BQRC provides expertise in areas of statistical experimental design, randomization, analysis and statistical and stochastic modeling. Some specific areas of expertise include longitudinal data analysis, design of experiments, modeling of infectious diseases, analysis of data from studies with drop-outs, misclassification, proxy reliability and validity, recurrent count data, and interim analyses of clinical trials, and Bayesian methods.
The Center currently offers support with:
Study Design and Power Analysis. Feasibility study and sample size based on the state of the art methodology such as multi-stage and adaptive designs.
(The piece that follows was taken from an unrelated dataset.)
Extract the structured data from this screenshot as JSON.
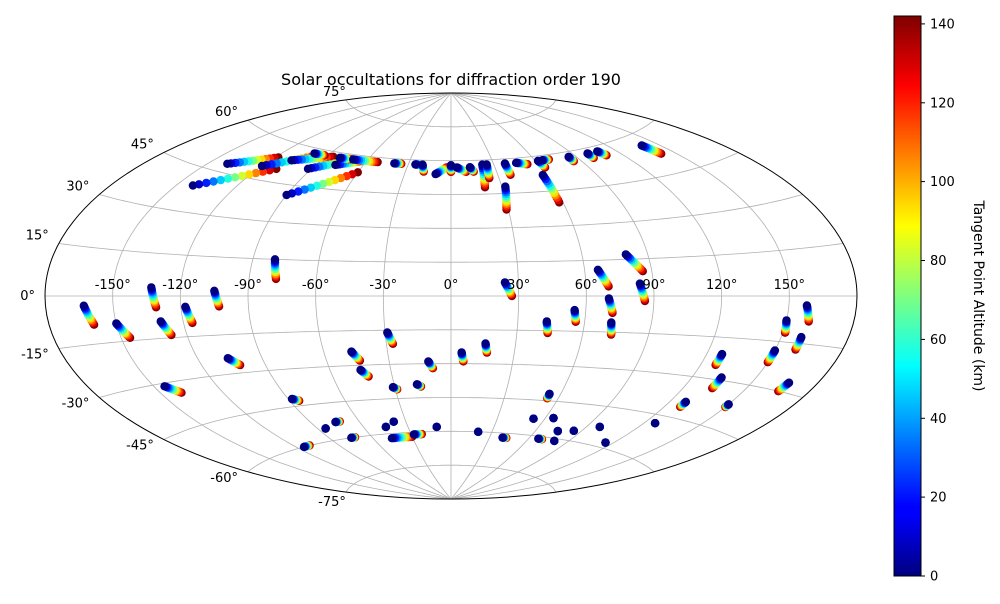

In addition, we design and perform randomization, sensitivity and simulation studies to evaluate study design properties, and sample sizes needed to achieve study objectives, endpoints and control selection.
Statistical Analysis. The data analysis plan is provided in the protocol (before data collection takes place) and followed. Assumptions underlying the methods are assessed and the most appropriate statistical method is used for analysis. Beyond major statistical software packages such as SAS, Splus, Stata, StatXact and East, more complex statistical and bioinformatics tool are developed for specific research project (in R or Matlab or SAS).
Interim Analyses and Data and Safety Monitoring for Clinical Trials. Analyses and adaptive designs (including Bayesian designs) consistent with statistical principles for multiple testing and interim analyses.
Biostatistics Training. Introductory seminars are provided on biostatistics tailored to clinical investigators and medical fellows. The goal is to enhance the understanding of biostatistical concepts and thus to improve clinical protocols.
Reports and Publications. Data analysis is typically summarized in a statistical report in a form appropriate for manuscripts.
The center has collaborated extensively with UMB investigators. In Fiscal Year 2010, it has collaborated with over 144 UMB investigators from SOM, SOP, SOD and SON for 257 projects related to their study design and statistical analysis. It leads the biostatistics core for multiple multi-investigator grants. In addition, the center serves as the Statistical Coordination Center for the Randomized, Double-Blind, Placebo-Controlled Multicenter Trial of the Efficacy and Safety of Apricoxib in Combination with either Docetaxel or Pemetrexed in Non-Small Cell Lung Cancer Patients; and statistical analysis center for Predictive and Prognostic Biomarkers and Racial Survival Disparities in Patients Receiving Induction chemotherapy for Locally Advanced Squamous Carcinoma of the Head and Neck From Three Large Randomized Multi-Center Trials.